The IPCC report is released after US media reported that the Trump Administration's own environmental impact statement noted the current track of planetary warming of seven degrees by the end of the century. The Administration offered no solution to the climate crisis nor plan to step up on addressing pollution, in fact, quite the opposite.

May Boeve, executive director of 350.orgsaid, "It's clear what's at stake. In the United States, the Trump administration has made clear they are siding with fossil fuel executives over protecting our communities from the worsening climate crisis exacerbating by their own policies. The IPCC report is yet another wake up call for leaders to go further, faster by stopping new fossil fuel projects and ensuring a just transition to 100% renewable energy that supports workers and prioritizes racial and economic justice."

Communities worldwide are already resisting fossil fuel extraction and calling for a deep transformation of our energy systems and economies. Some of these stories of resistance can be found in the newly released People's Dossier on 1.5degC. The Dossier puts faces and voices onto the facts and data provided by the IPCC special report. It contains the stories of 13 communities fighting on the frontlines of climate change: from young Pacific Islanders trying to stop the Adani mega-mine to fishermen communities in Africa battling against new coal plants; from the struggle to stop a gigantic gas pipeline among the olive groves of Southern Italy to the landowners and Native Americans putting solar panels on the route of the Keystone XL pipeline.

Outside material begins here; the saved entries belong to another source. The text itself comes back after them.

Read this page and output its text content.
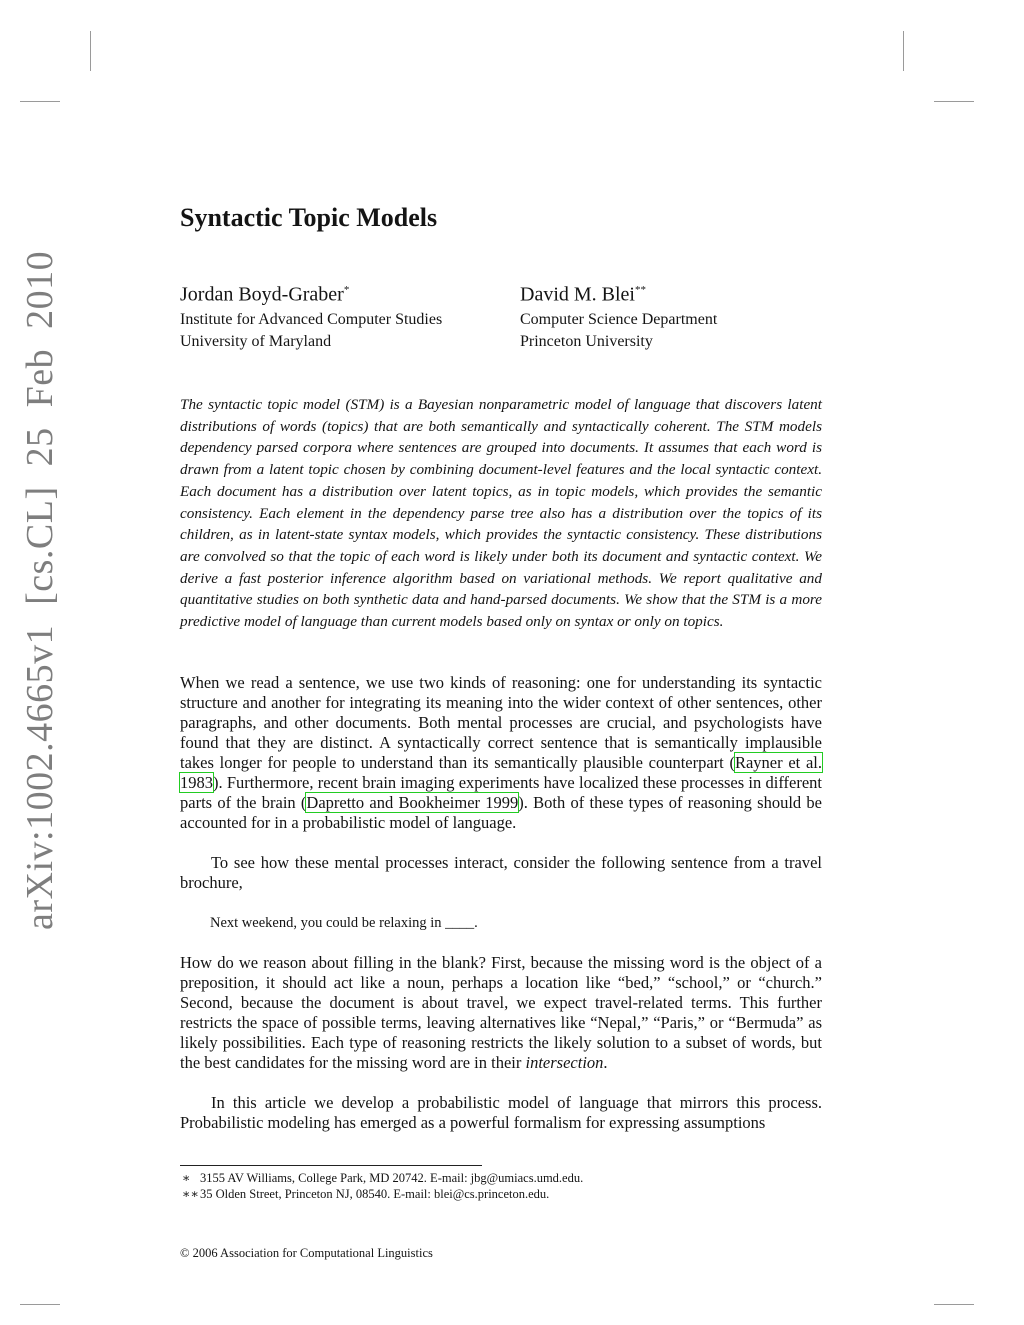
arXiv:1002.4665v1 [cs.CL] 25 Feb 2010
Syntactic Topic Models
Jordan Boyd-Graber*
Institute for Advanced Computer Studies
University of Maryland
David M. Blei**
Computer Science Department
Princeton University

The syntactic topic model (STM) is a Bayesian nonparametric model of language that discovers latent distributions of words (topics) that are both semantically and syntactically coherent. The STM models dependency parsed corpora where sentences are grouped into documents. It assumes that each word is drawn from a latent topic chosen by combining document-level features and the local syntactic context. Each document has a distribution over latent topics, as in topic models, which provides the semantic consistency. Each element in the dependency parse tree also has a distribution over the topics of its children, as in latent-state syntax models, which provides the syntactic consistency. These distributions are convolved so that the topic of each word is likely under both its document and syntactic context. We derive a fast posterior inference algorithm based on variational methods. We report qualitative and quantitative studies on both synthetic data and hand-parsed documents. We show that the STM is a more predictive model of language than current models based only on syntax or only on topics.

When we read a sentence, we use two kinds of reasoning: one for understanding its syntactic structure and another for integrating its meaning into the wider context of other sentences, other paragraphs, and other documents. Both mental processes are crucial, and psychologists have found that they are distinct. A syntactically correct sentence that is semantically implausible takes longer for people to understand than its semantically plausible counterpart (Rayner et al. 1983). Furthermore, recent brain imaging experiments have localized these processes in different parts of the brain (Dapretto and Bookheimer 1999). Both of these types of reasoning should be accounted for in a probabilistic model of language.

To see how these mental processes interact, consider the following sentence from a travel brochure,

Next weekend, you could be relaxing in ____.

How do we reason about filling in the blank? First, because the missing word is the object of a preposition, it should act like a noun, perhaps a location like “bed,” “school,” or “church.” Second, because the document is about travel, we expect travel-related terms. This further restricts the space of possible terms, leaving alternatives like “Nepal,” “Paris,” or “Bermuda” as likely possibilities. Each type of reasoning restricts the likely solution to a subset of words, but the best candidates for the missing word are in their intersection.

In this article we develop a probabilistic model of language that mirrors this process. Probabilistic modeling has emerged as a powerful formalism for expressing assumptions

∗ 3155 AV Williams, College Park, MD 20742. E-mail: jbg@umiacs.umd.edu.
∗∗35 Olden Street, Princeton NJ, 08540. E-mail: blei@cs.princeton.edu.
© 2006 Association for Computational Linguistics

Over the next days, 350.org activists will also launch a globally coordinated delivery of copies of the IPCC report, demanding that all institutions withdraw their support from the fossil fuel industry and stand up to them before it's too late.

The IPCC report explores in detail the impacts of a world 1.5degC warmer than pre-industrial levels and the feasibility of avoiding greater increases in temperature, while current national plans -if implemented - are only consistent with a world over 3degC warmer.

The key takeaways of the report include:

  1. Keeping the world from warming over 1.5degC will prevent considerable disruption to all of the Earth's systems and allow for some ecosystems to partially recover from climate change after 2100, knowing that 20% to 30% of emitted CO2 will remain in the atmosphere for a time ranging from a few hundred to a few thousand years.

  2. The 1.5degC target is feasible, provided enough economic resources are invested early enough to dramatically accelerate the phase-out of fossil fuels and the uptake of renewable energy and energy saving technologies across the board. Within the next decade or so, we will need to radically change the way we build our houses, move from one place to another and grow our food.

Delegates of national governments met in Incheon, Korea, over the course of last week, to negotiate line-by-line the so-called Summary for Policymakers (SPM), the executive summary of the report which is supposed to inform policies. Despite attempts to water down some critical language in the SPM by key countries such as the US, the underlying science in the roughly 1000-page long report doesn't allow any national government to downplay the magnitude of the document's findings and the need for a rapid phase-out of fossil fuels.

350 is building a future that's just, prosperous, equitable and safe from the effects of the climate crisis. We're an international movement of ordinary people working to end the age of fossil fuels and build a world of community-led renewable energy for all.